I don’t know if any of you have tried Agujjim or any of the other foods that feature sea squirt (I found some in a shabu shabu one time), but it’s a funny little sea critter that explodes with liquid once you bite into it, kind of the way a grape explodes, except times about seven, both in the amount of force required to break it, and in the amount of liquid that comes out. The first time I tried it, the jet of water went right out between my closed lips, and embarrassed me in front of all five of my ex-girlfriend’s high school pals. I should have known better when, as I raised the sea squirt to my mouth, all the ladies at the table stopped what they were doing and leaned forward with expectant looks on their faces.
The looks on these people’s faces as they bite down give a pretty good expression of the experience…
And kind of remind me of those Buckley’s Mixture videos: Buckley’s Mixture is a Canadian cough syrup brand which works. However, it tastes so vile, I know a lady who actually used to punish her kid by making him eat it when he was naughty. My theory is that it works because your body says “Good lord! He’s playing hardball now! OK! I’ll get better! Just don’t feed me any more of that swill!” The faces people make when they eat it sort of makes it the 2 Girls 1 Cup of food. (If you don’t know what 2 Girl’s 1 Cup is, it’s an extremely boring video that was inexplicably popular a little while ago, but a total waste of time, and you really shouldn’t bother googling it and wasting your own time, because you’ll be angry at me for telling you about it. For a more detailed description, without actually watching it, comedian Jon Lajoie sings a touching song about what happens in it.)
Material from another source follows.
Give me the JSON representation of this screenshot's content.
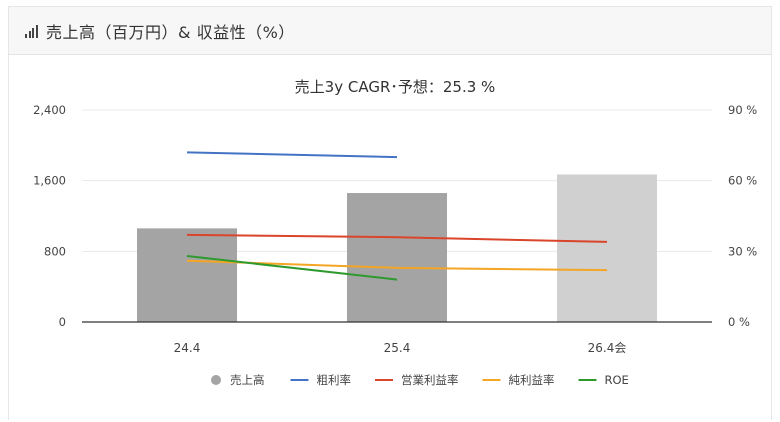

Lesson learned: when you’re about to sample a Korean food, and all the Koreans in the vicinity drop what they’re doing to watch your reaction when you eat it, and lean forward looking like this (except Korean).
You’re about to be at the butt of a joke. However, you can console yourself with the good news that you use chopsticks very well.
30/11/2008 at 12:06 pm Permalink
I had this experience eating my FIRST MEAL IN KOREA!!! The director of the education office took us (the group of 13 I flew from Canada to Korea with in 2005) out for lunch. It was insanely spicy sea food stu (not sure what the proper name of it is in Korean). I decided to be brave and just eat anything and everything I picked up with my chopsticks.
I put a big piece of what looked like a squid’s head into my mouth and bit down–POP SQUOOSH!!! Oh my god . . .
Nice post, it made me relive the whole freakin’ experience again–I need some McDonalds STAT!
J
01/12/2008 at 12:55 am Permalink
I do not get the attraction of Agujjim…it’s a lot of money for a bunch of fish bones and a plate of beansprouts…when I eat the sea squirt, it always reminds me of the face of a “celebrity” who had to eat a kangaroo’s testicle on one of those relaity shows that requires you to do such demeaning tasks…
01/12/2008 at 1:03 am Permalink
I used to live near a little agujim street where there were a dozen agujim resaurants in the space of one city block. I tried it one time and that was fine. We picked the restaurant that had the picture of the owner on the sign, and bud, this owner-lady had pretty much the ugliest mug I have seen in my life — it was epically awful, and it remains a mystery why one would put a face like that on one’s restaurant, given all the other, prettier pictures one could put up instead — I mean, Steve Buscemi doesn’t have his mugshot on his business card, does he? She was cute, though: when my friend and I sat down, she ran from table to table asking if anybody knew English to help her take our order.
01/12/2008 at 4:25 pm Permalink
Usually when the whole school goes out for dinner, I sit at the table, alone between every one else. I entertain myself by eating slowly, as usual, and trying every combination of everything there is.
Everyone is use do me doing this and ignores me for the most part, so no one noticed when I picked up this squirtamabob. I thought I would bit through t like you do with most food, holding the outside half with my chopsticks. The end result was the three other people suddenly found out what I was eating, or rather TRYING to eat.